Customers Shouldn’t Be Forced to Pay for Duke Energy’s Bad Decisions

Duke Energy’s coal-burning plants are uneconomic, unnecessary burdens on customers who shouldn’t be forced to pay higher bills to keep them running, according to expert testimony recently filed on behalf of the Sierra Club with the N.C. Utilities Commission. In fact, analysis supporting the filing shows that Duke Energy Carolinas has been operating its coal fleet at a loss.

The Sierra Club’s analysis focuses on the economics of DEC’s 13 coal-burning units, for which the utility is seeking cost recovery on customers’ bills: Cliffside Units 5 and 6, Belews Creek Units 1 and 2, Allen Units 1-5, and Marshall Units 1-4. Duke has provided no justification for continuing to pour money into these units—especially when energy efficiency and renewables continue to be a cheaper, viable option—and has no basis for asking customers to pay costs associated with keeping these aging, expensive, polluting coal plants operating. Duke tried to block the Sierra Club’s analysis, but the NCUC quickly ruled in favor of letting the testimony stand.

The Sierra Club is currently appealing to the North Carolina Supreme Court the NCUC’s decision to make customers pay for Duke Energy Carolinas’ (DEC) multimillion dollar toxic coal ash cleanup, estimated to climb to $10 billion in the coming years. Not only is this cost unfair to customers—particularly those living on low and fixed incomes and in communities near Duke’s leaking coal ash pits—but the Sierra Club’s analysis also shows that every DEC coal unit was a net negative value for ratepayers over the last three years, and that these plants will continue to operate uneconomically in the years to come. 
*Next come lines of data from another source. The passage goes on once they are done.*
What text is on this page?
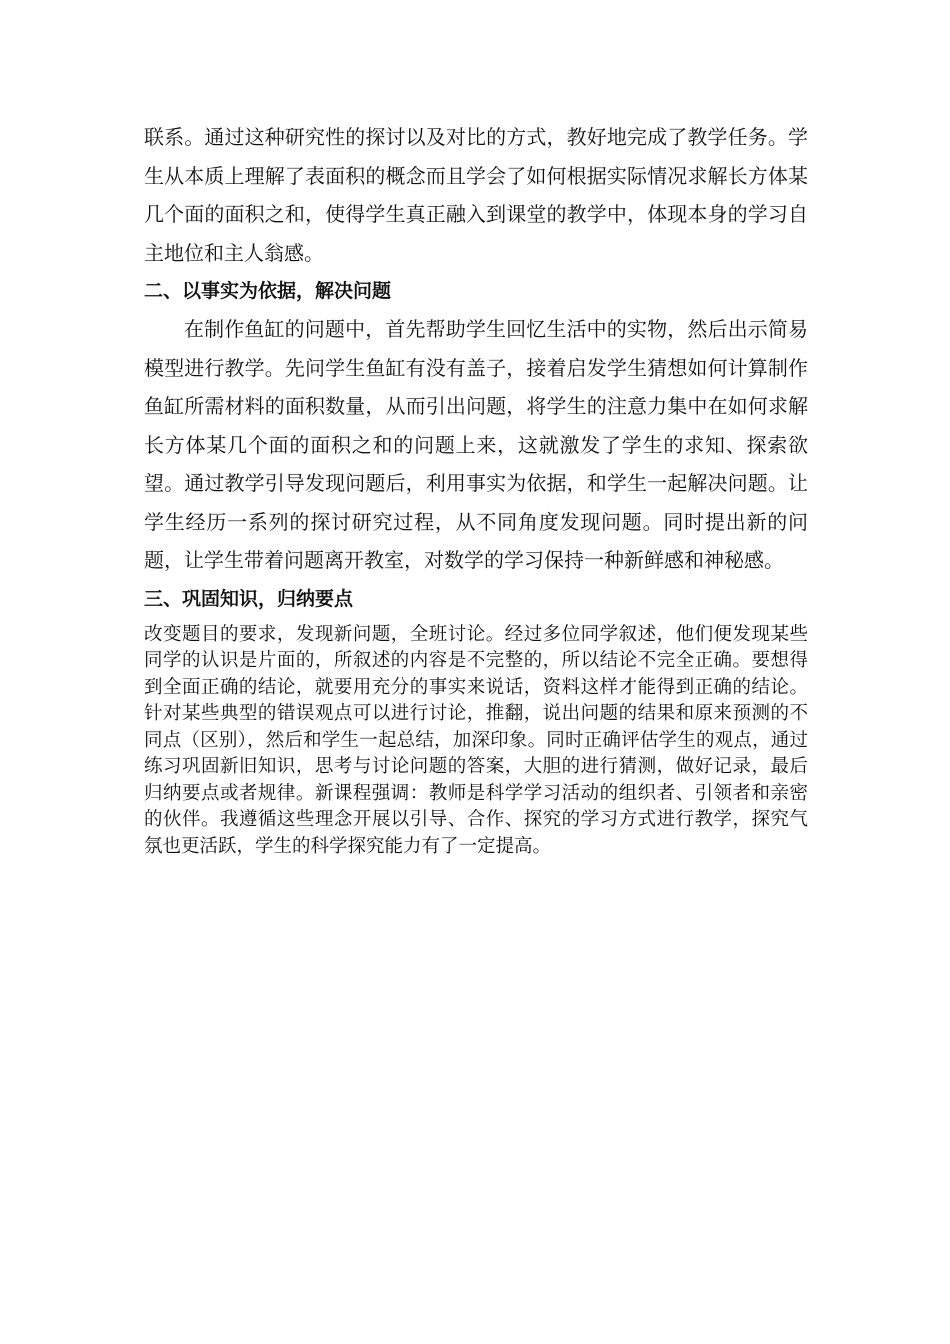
联系。通过这种研究性的探讨以及对比的方式，教好地完成了教学任务。学生从本质上理解了表面积的概念而且学会了如何根据实际情况求解长方体某几个面的面积之和，使得学生真正融入到课堂的教学中，体现本身的学习自主地位和主人翁感。

二、以事实为依据，解决问题

在制作鱼缸的问题中，首先帮助学生回忆生活中的实物，然后出示简易模型进行教学。先问学生鱼缸有没有盖子，接着启发学生猜想如何计算制作鱼缸所需材料的面积数量，从而引出问题，将学生的注意力集中在如何求解长方体某几个面的面积之和的问题上来，这就激发了学生的求知、探索欲望。通过教学引导发现问题后，利用事实为依据，和学生一起解决问题。让学生经历一系列的探讨研究过程，从不同角度发现问题。同时提出新的问题，让学生带着问题离开教室，对数学的学习保持一种新鲜感和神秘感。

三、巩固知识，归纳要点

改变题目的要求，发现新问题，全班讨论。经过多位同学叙述，他们便发现某些同学的认识是片面的，所叙述的内容是不完整的，所以结论不完全正确。要想得到全面正确的结论，就要用充分的事实来说话，资料这样才能得到正确的结论。针对某些典型的错误观点可以进行讨论，推翻，说出问题的结果和原来预测的不同点（区别），然后和学生一起总结，加深印象。同时正确评估学生的观点，通过练习巩固新旧知识，思考与讨论问题的答案，大胆的进行猜测，做好记录，最后归纳要点或者规律。新课程强调：教师是科学学习活动的组织者、引领者和亲密的伙伴。我遵循这些理念开展以引导、合作、探究的学习方式进行教学，探究气氛也更活跃，学生的科学探究能力有了一定提高。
It’s time for Duke to be held fully accountable for its bad economic and environmental decisions. 

The Sierra Club is asking the Utilities Commission to disallow past spending on capital projects incurred between the 2017 rate case and the current rate case because data show that all of DEC’s coal units had negative net value in 2016 and 2017, and nine of DEC’s 13 coal units had net negative value in 2018. 
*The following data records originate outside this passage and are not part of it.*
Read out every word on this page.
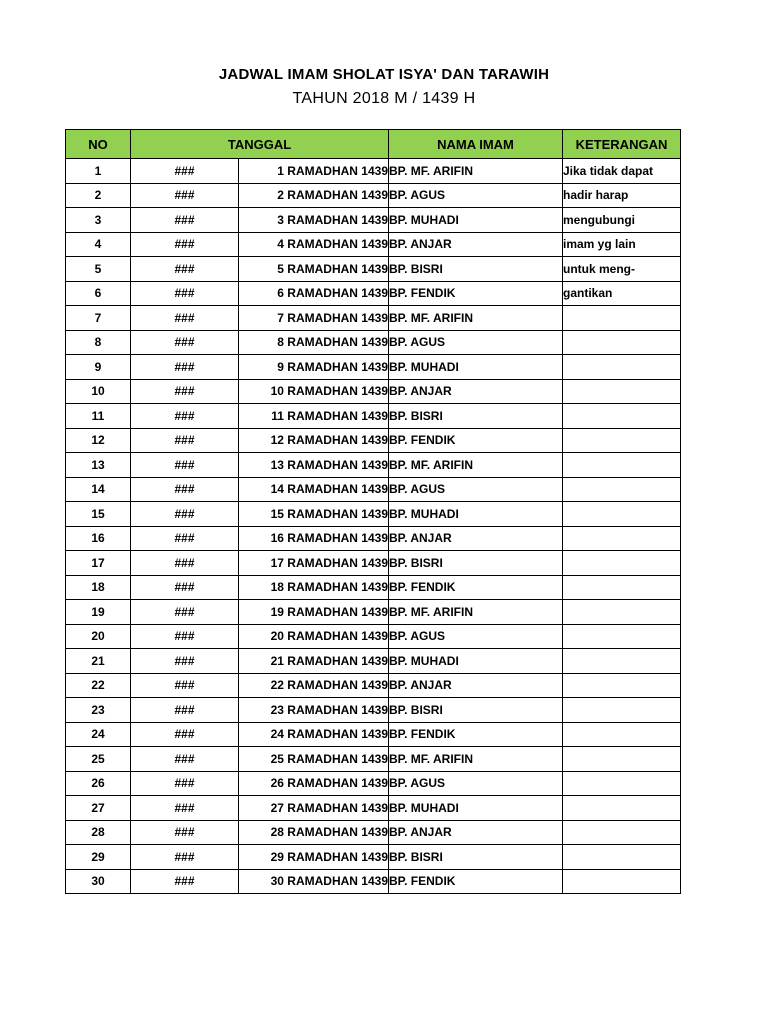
JADWAL IMAM SHOLAT ISYA' DAN TARAWIH
TAHUN 2018 M / 1439 H
NO	TANGGAL		NAMA IMAM	KETERANGAN
1	###	1 RAMADHAN 1439	BP. MF. ARIFIN	Jika tidak dapat
2	###	2 RAMADHAN 1439	BP. AGUS	hadir harap
3	###	3 RAMADHAN 1439	BP. MUHADI	mengubungi
4	###	4 RAMADHAN 1439	BP. ANJAR	imam yg lain
5	###	5 RAMADHAN 1439	BP. BISRI	untuk meng-
6	###	6 RAMADHAN 1439	BP. FENDIK	gantikan
7	###	7 RAMADHAN 1439	BP. MF. ARIFIN	
8	###	8 RAMADHAN 1439	BP. AGUS	
9	###	9 RAMADHAN 1439	BP. MUHADI	
10	###	10 RAMADHAN 1439	BP. ANJAR	
11	###	11 RAMADHAN 1439	BP. BISRI	
12	###	12 RAMADHAN 1439	BP. FENDIK	
13	###	13 RAMADHAN 1439	BP. MF. ARIFIN	
14	###	14 RAMADHAN 1439	BP. AGUS	
15	###	15 RAMADHAN 1439	BP. MUHADI	
16	###	16 RAMADHAN 1439	BP. ANJAR	
17	###	17 RAMADHAN 1439	BP. BISRI	
18	###	18 RAMADHAN 1439	BP. FENDIK	
19	###	19 RAMADHAN 1439	BP. MF. ARIFIN	
20	###	20 RAMADHAN 1439	BP. AGUS	
21	###	21 RAMADHAN 1439	BP. MUHADI	
22	###	22 RAMADHAN 1439	BP. ANJAR	
23	###	23 RAMADHAN 1439	BP. BISRI	
24	###	24 RAMADHAN 1439	BP. FENDIK	
25	###	25 RAMADHAN 1439	BP. MF. ARIFIN	
26	###	26 RAMADHAN 1439	BP. AGUS	
27	###	27 RAMADHAN 1439	BP. MUHADI	
28	###	28 RAMADHAN 1439	BP. ANJAR	
29	###	29 RAMADHAN 1439	BP. BISRI	
30	###	30 RAMADHAN 1439	BP. FENDIK	
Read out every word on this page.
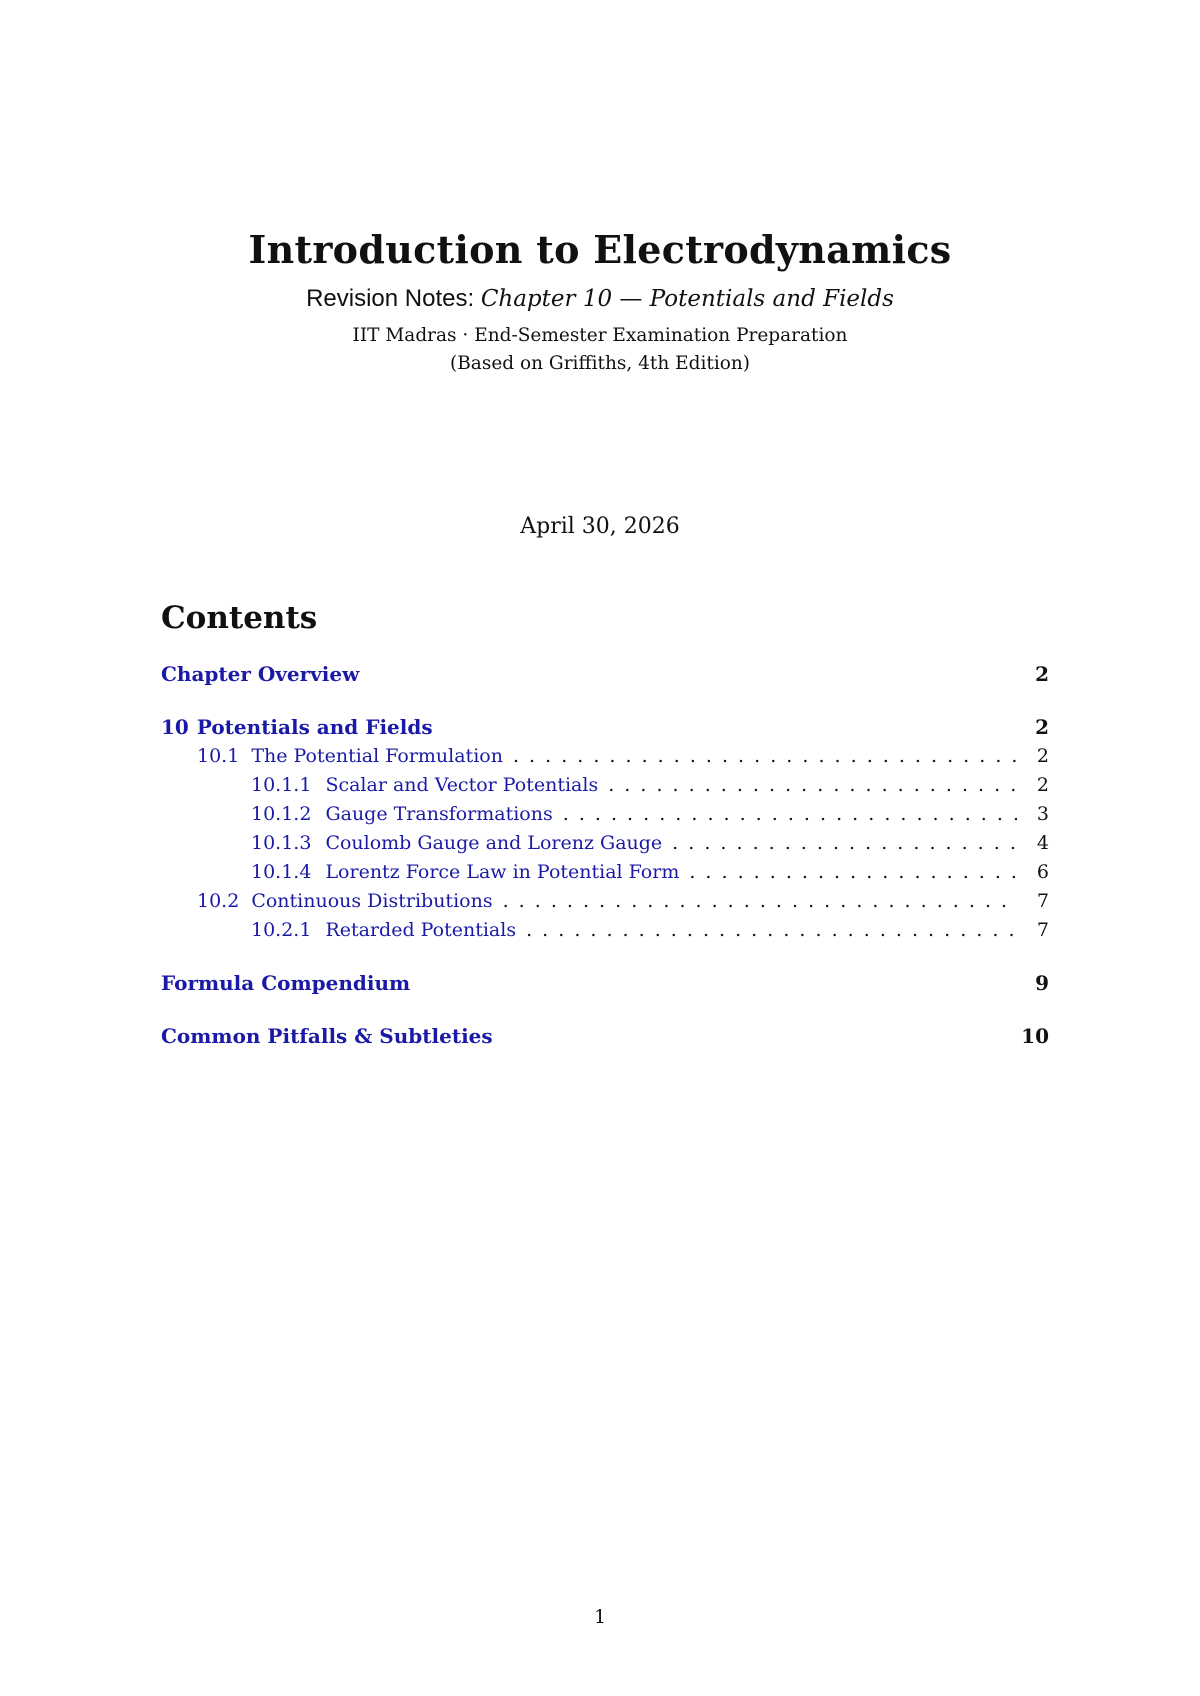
Introduction to Electrodynamics
Revision Notes: Chapter 10 — Potentials and Fields
IIT Madras · End-Semester Examination Preparation
(Based on Griffiths, 4th Edition)
April 30, 2026
Contents
Chapter Overview	2
10 Potentials and Fields	2
10.1 The Potential Formulation . . .	2
10.1.1 Scalar and Vector Potentials . . .	2
10.1.2 Gauge Transformations . . .	3
10.1.3 Coulomb Gauge and Lorenz Gauge . . .	4
10.1.4 Lorentz Force Law in Potential Form . . .	6
10.2 Continuous Distributions . . .	7
10.2.1 Retarded Potentials . . .	7
Formula Compendium	9
Common Pitfalls & Subtleties	10
1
Capital spending during this time period should be disallowed until Duke Energy provides evidence of an analysis demonstrating the value of the investment done at the time the investment decision was made. 
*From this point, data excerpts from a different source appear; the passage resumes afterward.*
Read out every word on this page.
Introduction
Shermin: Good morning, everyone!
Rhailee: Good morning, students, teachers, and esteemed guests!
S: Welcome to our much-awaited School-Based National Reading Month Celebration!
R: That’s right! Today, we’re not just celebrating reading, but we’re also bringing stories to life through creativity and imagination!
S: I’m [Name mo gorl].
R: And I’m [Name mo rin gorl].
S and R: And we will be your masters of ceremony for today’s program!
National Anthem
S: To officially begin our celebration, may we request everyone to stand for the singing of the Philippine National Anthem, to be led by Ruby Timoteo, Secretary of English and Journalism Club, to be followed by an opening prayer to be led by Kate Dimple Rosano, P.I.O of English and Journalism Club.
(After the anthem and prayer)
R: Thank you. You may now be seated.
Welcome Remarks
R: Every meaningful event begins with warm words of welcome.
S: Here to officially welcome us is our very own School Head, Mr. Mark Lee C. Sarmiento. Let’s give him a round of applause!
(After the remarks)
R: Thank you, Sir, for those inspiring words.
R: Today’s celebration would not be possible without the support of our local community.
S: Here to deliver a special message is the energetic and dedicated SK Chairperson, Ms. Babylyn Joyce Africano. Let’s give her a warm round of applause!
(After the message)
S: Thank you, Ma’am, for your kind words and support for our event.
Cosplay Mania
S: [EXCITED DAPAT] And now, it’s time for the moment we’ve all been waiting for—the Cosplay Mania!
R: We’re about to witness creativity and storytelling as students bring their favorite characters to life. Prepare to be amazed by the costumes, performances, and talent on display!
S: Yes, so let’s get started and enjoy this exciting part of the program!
This kind of assessment is an increasing trend among utilities, many of which are analyzing the economic viability of existing coal units in their resource planning. In its 2018 long-term energy plan, Northern Indiana Public Service Company examined alternative retirement dates for its five existing coal units, concluding that customers would save more than $4 billion by retiring those units in 2023 rather than operating them until 2030. 

PacifiCorp’s 2019 integrated resource plan (IRP includes a unit-by-unit retirement analysis of alternative retirement dates, years before the end of the units’ depreciable lives, for each of its 22 coal units across its six-state service territory. And Georgia Power’s 2019 IRP also included a retirement analysis for each of its existing coal units.

A rigorous analysis by Duke Energy would include all costs and benefits associated with near-term and mid-term retirement dates. The continued operation of each coal unit would be compared to an optimized replacement resource portfolio, rather than a single replacement resource, that can provide all of the services that would otherwise be provided by the retiring coal unit. The cost of replacement resources should be informed by recent all-source requests for proposals.

Additionally, the Utilities Commission should cap future capital expenditures intended to prolong the operating years of DEC’s aging coal units and require Duke to get commissioners’ approval for any expenditure that exceeds that cap before customers would be forced to pay for it.

DEC shouldn’t be allowed to pass along costs associated with keeping these unnecessary coal plants running, and hard-working families, businesses and seniors struggling to make ends meet shouldn’t have to shoulder the costs for coal ash cleanup or the closure of the ash basins, both which should have started a long time ago.